Monday, May 19, 2014

YogAlign: The Anti-Yoga?

A huge part of being a yoga teacher, of being a good yoga teacher, is staying open to new information about this ever-evolving practice. So when Michealle Edwards, the creator of the YogAlign method of yoga came to my local yoga studio, I signed right up to see what she had to say about yoga and posture.

I read through her website in the week before she came to the studio, and noticed that she uses William Broad's notorious book, The Science of Yoga, as an example of how "dangerous" yoga is. (Cue interior cringing. There's a lot wrong with that book and it's distorted presentation of asana practice.) Her website promises that her method will result in "pain free" yoga, which to me, seems kind of odd - I've always believed that all yoga should be pain free.

So, more on that later, but the day of the workshop, she had all of us take before and after pictures so that we could see if there was any shift in our posture after working with her methods throughout the morning. She taught us a couple of breathing exercises to make us aware of what muscles are moving in the body every time we take a breath.

Michaelle guided us through a series of movements meant to create body awareness and stabilize our posture. I definitely noticed a difference in how my body felt before and after we did each side. When we did some upper body work, I noticed that after completing a range of movements on my right side, my right arm was most definitely about an inch longer than my left. (The left arm evened up nicely after I repeated the movements on that side!)

First, I completely agree with Michaelle that posture is a huge problem for a whopping majority of people these days, even among practitioners and teachers of yoga. We've (de?) evolved into a society of mostly desk-sitters, and our bodies are slumping forward as the result of poorly designed chairs and desks from where we sit all day.

I also agree with her that yoga should not hurt, and that asanas should most definitely be modified to create a sense of ease and stillness.

I don't agree that the practice of asana is inherently "dangerous". Speaking as someone who hurt herself a whole lot (read: weekly) when I got serious about a daily asana practice 18 months ago, I've learned that a huge part of asana is meant to bring your awareness into your own body. How many years have we all spent rushing through life in this body without giving any thought to how it feels or what it wants? It's probably the hardest part of asana practice for many of us: learning how to tune in to our bodies and what they really want after all these years, and learning how to treat ourselves gently. That doesn't necessarily make the practice of asana dangerous - it just means that we have to pay attention to how and what we're practicing.

And how is our body really "meant" to move, anyway? I think a huge part of the practice of asana in yoga is to develop the strength and flexibility to get into some of these poses, while, of course, being gentle to yourself while you're doing it. Michaelle asserts that the human body was never "meant" to be in positions like staff pose (sitting on the floor with the legs stretched out in front, feet flexed).

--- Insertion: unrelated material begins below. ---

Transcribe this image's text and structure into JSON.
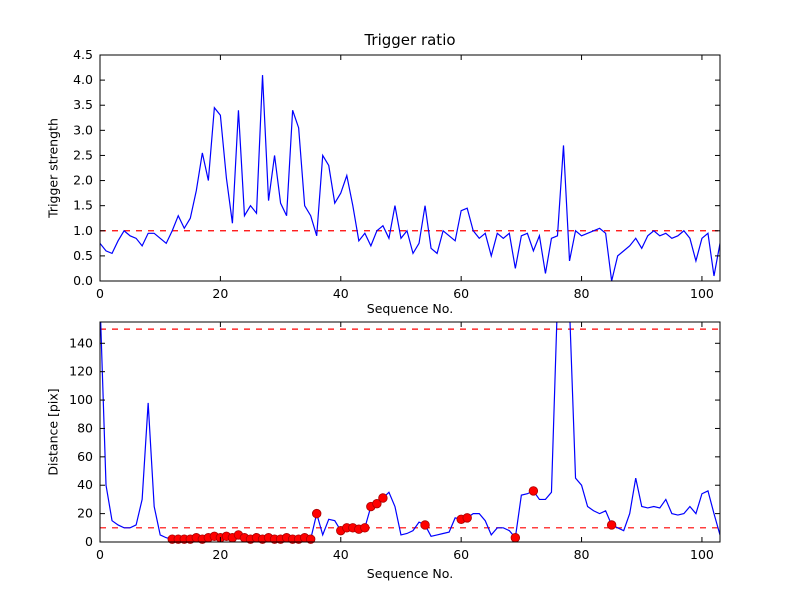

But from my beading studies, I know that this is how the Ndebele tribe of South Africa sit for extended periods of time while doing their beadwork. Is this somehow unnatural?

Ndebele woman doing traditional beadwork in seated position very similar to staff pose

No, we don't often walk with our knees locked stiff and straight, nor do we walk with our pelvic floor tightened and engaged, nor do we sit like, well, the Ndebele tribe does on a regular basis. But that's not the point of asana in yoga - at least, not as I understand it. 

My last question, and one that was asked by more than a few people at the workshop, was that if Michaelle thinks that other forms of yoga are so "dangerous", why is she marketing her workshops to yoga teachers and yoga studios? Why is she even using "yoga" in the name of her method?

Now, before you get the wrong idea, I took away a lot of valuable information from this workshop. First and foremost was a reinforcement of my belief that too much flexibility without strength can be a liability in asana practice, and people who just stretch mindlessly without full awareness can indeed injure themselves pretty seriously.

Something else very interesting that Michaelle talked about was resetting our muscle memory, which is what I heard about when I took a short positional therapy workshop last month at Kripalu. Muscles that are too tight can cause lots of pain and lots of problems, and the idea behind positional therapy (much like Michaelle's YogAlign method) is that allowing certain muscles to relax back into their natural configurations, you can relieve things like chronic back pain and muscular tension headaches.

I intend to immerse myself in Michaelle's book to learn more about her methods and the reasoning behind them, but for now, I'm going to continue to practice certain asanas with the support of props like blankets and modifications like bent knees.

Last lesson behind all of this? Staying open to new information from alternative viewpoints can sometimes lead to a reinforcement of your current beliefs! Don't be afraid to hear what others have to say, even if it's not totally in agreement with what you already think you "know"!